I have been trying to recreate the fried rice from a restaurant that I loved before moving. They were a Japanese steak house (called the Iron Chef), the type that cooks in front of you, and they made this incredibly saucy fried rice. It had this sort of savory perhaps umami taste to it that was so incredible. However I can’t recreate it. Other than their secret sauces and pastes the only difference from your average recipe is that they had larger chunks of zucchini in it.

I did try one of the internets self proclaimed best fried rice** recipes* but it was pretty flat and boring and toned down, even from your average restaurants version.

All the recipes I find for fried rice seem to be quite similar to each other and are meant to result in a much more toned down less savory and saucy result. Very few of them involve mixing in a sauce that is any more than just soy and sesame. Boring! Not only did the restaurant have some sort of paste but they also had a sauce.

How do I look for recipes that might be different and might be able to create a memorable fried rice like the one from that restaurant.

*it is worth noting that I did not follow the part of the recipe that asked for Shaoxing wine as I am underage and can’t buy that. That can’t be it right?

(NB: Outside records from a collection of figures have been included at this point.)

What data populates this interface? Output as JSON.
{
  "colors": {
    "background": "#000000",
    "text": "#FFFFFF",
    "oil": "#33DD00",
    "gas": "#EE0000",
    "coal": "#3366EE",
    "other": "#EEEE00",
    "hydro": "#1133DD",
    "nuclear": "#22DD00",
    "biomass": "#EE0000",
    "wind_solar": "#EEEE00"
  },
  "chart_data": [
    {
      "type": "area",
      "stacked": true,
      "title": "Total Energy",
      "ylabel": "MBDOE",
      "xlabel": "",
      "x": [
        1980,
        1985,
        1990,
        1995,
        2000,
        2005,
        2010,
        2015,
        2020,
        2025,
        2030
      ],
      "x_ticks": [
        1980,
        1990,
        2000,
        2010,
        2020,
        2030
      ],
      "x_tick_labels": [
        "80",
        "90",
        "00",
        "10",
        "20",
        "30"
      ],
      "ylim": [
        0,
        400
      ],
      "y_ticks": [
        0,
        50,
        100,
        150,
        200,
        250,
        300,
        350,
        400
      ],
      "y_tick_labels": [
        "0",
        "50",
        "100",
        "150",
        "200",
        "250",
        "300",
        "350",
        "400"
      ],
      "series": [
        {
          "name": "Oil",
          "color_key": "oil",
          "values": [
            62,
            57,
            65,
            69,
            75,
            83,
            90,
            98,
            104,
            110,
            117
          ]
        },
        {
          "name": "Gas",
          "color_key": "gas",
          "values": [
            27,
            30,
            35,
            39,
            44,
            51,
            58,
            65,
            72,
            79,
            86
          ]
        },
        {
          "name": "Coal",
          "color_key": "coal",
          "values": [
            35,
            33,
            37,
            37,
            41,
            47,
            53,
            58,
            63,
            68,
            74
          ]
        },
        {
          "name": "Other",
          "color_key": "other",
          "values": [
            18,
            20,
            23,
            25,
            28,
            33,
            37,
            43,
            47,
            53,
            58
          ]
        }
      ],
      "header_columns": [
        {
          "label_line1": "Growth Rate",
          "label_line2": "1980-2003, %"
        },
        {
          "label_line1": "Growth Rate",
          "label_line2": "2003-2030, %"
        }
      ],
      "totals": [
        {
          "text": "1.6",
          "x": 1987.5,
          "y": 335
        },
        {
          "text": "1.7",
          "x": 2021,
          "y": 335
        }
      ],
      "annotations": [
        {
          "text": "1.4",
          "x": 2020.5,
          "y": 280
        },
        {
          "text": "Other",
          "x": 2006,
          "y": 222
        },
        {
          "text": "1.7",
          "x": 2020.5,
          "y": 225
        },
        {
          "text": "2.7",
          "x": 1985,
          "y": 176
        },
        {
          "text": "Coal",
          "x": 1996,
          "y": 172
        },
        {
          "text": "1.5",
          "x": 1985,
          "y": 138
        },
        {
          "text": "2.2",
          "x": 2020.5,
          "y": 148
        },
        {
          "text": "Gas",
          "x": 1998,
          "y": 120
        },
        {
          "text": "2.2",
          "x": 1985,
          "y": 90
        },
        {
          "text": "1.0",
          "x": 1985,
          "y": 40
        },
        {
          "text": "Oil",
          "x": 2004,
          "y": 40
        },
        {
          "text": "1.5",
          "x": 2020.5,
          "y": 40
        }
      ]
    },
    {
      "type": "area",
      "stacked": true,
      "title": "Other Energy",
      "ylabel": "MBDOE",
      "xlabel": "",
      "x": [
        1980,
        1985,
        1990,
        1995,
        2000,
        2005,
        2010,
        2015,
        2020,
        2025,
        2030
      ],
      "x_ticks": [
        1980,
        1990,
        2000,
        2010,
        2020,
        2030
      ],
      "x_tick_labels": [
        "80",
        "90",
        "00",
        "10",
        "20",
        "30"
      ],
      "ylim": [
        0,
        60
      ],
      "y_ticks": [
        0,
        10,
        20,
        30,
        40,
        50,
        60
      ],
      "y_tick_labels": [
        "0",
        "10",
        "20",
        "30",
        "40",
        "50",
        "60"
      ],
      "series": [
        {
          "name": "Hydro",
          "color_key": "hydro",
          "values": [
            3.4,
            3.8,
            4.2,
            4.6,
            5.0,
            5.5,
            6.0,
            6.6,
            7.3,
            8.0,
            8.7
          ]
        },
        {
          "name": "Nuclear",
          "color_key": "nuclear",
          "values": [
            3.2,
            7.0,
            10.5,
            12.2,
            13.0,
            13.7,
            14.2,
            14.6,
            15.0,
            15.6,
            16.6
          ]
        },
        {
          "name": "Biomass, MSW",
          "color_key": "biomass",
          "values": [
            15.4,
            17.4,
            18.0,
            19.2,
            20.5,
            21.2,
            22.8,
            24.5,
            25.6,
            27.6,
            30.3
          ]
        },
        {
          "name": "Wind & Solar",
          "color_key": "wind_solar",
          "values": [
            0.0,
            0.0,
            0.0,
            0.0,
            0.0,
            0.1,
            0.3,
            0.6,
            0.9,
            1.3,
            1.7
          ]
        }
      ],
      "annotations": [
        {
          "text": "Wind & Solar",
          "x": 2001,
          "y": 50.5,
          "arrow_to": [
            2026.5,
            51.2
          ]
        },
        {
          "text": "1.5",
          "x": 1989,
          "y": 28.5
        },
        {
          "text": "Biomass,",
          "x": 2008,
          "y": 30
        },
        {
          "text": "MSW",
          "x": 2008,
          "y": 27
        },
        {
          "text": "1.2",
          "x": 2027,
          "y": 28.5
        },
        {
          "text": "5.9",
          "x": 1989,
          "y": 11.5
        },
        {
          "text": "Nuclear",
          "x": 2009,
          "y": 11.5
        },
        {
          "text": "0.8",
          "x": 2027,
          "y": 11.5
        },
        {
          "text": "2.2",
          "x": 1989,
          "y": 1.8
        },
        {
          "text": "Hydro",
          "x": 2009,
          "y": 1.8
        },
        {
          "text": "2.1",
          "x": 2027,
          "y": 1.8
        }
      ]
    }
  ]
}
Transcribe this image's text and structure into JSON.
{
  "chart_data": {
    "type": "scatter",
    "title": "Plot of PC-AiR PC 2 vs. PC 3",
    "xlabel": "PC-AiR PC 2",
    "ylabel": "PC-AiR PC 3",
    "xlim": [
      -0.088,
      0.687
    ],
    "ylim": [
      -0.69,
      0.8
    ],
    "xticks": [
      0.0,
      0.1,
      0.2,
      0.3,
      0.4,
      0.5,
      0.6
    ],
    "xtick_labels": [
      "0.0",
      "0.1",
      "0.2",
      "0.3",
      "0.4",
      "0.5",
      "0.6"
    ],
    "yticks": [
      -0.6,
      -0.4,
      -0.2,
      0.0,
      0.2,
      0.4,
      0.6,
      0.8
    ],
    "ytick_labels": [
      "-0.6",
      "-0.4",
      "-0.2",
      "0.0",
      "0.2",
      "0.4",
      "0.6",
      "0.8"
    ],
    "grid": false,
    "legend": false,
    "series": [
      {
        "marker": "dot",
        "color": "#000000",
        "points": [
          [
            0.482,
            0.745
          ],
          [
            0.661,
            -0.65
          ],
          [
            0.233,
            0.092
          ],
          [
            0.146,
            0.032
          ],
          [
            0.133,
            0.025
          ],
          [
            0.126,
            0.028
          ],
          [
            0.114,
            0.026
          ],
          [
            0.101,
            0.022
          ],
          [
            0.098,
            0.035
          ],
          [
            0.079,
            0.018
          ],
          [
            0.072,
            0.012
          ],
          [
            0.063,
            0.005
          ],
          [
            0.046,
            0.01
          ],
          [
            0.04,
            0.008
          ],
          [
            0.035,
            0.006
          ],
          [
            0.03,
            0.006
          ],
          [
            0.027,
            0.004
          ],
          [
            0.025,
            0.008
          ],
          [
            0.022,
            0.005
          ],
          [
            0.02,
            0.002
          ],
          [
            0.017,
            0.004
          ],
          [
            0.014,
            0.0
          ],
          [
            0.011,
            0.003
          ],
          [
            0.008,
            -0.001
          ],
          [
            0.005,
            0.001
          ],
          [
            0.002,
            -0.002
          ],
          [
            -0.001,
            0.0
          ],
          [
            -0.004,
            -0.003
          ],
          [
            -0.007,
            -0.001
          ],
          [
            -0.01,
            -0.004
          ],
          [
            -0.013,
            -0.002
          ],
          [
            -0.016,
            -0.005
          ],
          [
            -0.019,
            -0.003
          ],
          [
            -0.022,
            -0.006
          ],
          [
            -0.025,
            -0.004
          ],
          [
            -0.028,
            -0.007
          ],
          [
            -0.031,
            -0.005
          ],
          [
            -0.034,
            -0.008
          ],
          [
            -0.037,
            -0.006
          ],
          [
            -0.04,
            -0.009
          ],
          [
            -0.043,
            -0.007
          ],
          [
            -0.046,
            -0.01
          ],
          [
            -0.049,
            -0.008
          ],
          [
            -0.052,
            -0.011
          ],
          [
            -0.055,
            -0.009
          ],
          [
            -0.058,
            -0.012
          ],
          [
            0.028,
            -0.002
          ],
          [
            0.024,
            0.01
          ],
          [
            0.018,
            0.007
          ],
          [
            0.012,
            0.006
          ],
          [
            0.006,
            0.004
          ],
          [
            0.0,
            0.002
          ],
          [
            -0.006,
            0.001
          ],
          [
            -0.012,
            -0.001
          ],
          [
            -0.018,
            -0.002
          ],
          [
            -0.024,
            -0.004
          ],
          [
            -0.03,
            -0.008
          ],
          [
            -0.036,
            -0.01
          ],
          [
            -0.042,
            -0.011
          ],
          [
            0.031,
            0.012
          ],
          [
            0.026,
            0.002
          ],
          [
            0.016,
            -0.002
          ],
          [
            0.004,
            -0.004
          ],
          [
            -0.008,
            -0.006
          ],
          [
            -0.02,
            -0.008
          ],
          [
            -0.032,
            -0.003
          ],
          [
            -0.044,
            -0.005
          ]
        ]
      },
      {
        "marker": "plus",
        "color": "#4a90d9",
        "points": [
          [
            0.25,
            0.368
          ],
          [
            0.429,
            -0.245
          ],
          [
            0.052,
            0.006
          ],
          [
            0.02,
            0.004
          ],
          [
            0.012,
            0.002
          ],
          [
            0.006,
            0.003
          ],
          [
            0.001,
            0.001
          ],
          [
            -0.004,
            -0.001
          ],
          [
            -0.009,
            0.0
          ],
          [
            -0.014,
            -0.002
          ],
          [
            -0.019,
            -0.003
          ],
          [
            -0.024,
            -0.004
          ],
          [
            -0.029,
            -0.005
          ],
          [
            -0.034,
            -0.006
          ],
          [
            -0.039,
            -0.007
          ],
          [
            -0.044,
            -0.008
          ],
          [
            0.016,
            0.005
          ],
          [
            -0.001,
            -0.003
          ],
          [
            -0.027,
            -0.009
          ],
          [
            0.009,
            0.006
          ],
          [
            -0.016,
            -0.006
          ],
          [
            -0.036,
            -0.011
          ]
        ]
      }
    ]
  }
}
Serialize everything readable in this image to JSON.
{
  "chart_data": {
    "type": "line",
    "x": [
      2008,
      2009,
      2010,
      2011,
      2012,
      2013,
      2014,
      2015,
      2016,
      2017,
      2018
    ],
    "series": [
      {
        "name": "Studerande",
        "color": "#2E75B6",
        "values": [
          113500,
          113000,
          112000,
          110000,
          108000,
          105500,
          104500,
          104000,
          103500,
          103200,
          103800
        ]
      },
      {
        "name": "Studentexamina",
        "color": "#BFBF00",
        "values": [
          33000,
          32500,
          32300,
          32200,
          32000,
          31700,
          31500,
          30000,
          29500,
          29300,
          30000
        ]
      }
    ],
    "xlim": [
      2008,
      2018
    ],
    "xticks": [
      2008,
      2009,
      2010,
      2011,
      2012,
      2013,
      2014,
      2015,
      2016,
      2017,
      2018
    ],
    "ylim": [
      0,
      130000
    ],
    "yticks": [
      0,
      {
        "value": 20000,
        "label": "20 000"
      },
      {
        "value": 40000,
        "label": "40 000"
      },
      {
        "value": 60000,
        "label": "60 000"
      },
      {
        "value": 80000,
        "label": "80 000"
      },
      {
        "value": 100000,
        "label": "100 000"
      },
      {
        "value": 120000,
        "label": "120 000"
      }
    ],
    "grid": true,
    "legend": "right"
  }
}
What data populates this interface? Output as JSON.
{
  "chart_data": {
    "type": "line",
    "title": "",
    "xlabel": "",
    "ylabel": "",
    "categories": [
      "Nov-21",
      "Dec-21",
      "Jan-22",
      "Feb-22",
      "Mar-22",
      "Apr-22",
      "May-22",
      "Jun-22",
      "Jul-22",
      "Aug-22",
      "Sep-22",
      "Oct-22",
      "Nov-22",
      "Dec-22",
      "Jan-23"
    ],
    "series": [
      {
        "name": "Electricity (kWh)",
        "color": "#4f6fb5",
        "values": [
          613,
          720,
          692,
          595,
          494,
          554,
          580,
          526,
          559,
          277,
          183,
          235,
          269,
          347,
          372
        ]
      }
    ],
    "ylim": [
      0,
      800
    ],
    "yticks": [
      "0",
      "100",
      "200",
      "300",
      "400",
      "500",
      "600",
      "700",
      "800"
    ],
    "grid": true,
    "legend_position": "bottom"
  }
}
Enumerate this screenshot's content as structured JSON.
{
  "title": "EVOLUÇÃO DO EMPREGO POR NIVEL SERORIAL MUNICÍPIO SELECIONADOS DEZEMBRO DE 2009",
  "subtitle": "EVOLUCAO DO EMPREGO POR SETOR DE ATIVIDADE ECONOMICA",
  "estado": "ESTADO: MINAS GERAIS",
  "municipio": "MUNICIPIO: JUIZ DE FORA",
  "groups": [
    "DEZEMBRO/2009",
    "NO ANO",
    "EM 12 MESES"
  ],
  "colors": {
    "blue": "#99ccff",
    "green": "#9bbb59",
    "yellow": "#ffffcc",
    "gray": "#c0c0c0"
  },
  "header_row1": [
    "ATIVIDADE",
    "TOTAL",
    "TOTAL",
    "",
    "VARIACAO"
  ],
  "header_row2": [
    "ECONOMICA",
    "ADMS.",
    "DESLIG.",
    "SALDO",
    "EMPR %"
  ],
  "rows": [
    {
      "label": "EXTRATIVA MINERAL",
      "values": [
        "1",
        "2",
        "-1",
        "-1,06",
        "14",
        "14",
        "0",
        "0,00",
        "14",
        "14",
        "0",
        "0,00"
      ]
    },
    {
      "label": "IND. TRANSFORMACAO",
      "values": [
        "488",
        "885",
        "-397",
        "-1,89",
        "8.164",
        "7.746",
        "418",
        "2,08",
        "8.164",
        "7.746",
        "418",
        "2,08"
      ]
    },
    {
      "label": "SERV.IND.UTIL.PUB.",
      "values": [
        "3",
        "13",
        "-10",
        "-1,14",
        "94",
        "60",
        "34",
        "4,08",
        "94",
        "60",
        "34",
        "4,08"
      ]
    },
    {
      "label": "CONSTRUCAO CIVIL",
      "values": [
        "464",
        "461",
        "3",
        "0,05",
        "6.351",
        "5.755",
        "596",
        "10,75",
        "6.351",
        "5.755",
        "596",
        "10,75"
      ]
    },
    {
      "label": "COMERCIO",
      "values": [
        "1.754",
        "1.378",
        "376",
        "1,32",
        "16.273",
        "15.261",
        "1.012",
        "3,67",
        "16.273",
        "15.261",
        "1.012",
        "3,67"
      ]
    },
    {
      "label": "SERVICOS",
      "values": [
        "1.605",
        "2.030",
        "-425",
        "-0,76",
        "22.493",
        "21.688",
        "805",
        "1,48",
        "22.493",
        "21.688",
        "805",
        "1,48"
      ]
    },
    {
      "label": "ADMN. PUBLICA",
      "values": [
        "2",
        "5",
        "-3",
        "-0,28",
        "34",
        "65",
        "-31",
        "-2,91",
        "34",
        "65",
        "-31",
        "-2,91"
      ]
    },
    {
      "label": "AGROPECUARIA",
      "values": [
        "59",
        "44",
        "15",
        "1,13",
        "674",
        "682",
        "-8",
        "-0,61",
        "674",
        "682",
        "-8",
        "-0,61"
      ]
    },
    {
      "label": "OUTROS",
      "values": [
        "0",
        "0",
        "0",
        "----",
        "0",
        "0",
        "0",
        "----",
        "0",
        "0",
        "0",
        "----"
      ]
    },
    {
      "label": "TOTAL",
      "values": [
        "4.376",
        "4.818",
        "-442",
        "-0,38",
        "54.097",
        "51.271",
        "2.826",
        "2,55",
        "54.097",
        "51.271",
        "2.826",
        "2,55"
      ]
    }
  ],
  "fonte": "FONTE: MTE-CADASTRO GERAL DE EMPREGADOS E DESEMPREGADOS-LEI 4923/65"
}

**Some people are reporting having trouble using the link so here is the ingredients list.

  • 3 tbsp neutral oil
  • 1 medium onion
  • 1 red bell pepper
  • 2 carrots
  • 1 tablespoon garlic
  • 1 cup peas
  • 1 tbsp ginger
  • 3/4 cups rice
  • 2 eggs
  • 1/4 cup Shaoxing wine or water
  • 2 tbsp soy sauce
  • 1 tbsp sesame oil
  • 1/2 cup minced cilantro

  • Salt pepper to taste

Best Answer

Shaoxing wine OR water, what nonsense is this? You will get completely different results with water and the wine.

As for your question: Add some Douchi (or black bean sauce), or Doubanjiang (if you want it spicy) for a focus on umami. I'd omit the cilantro altogether as well. A dash of rice vinegar might go a long way. Be careful though, since you've already added some acidity with the wine.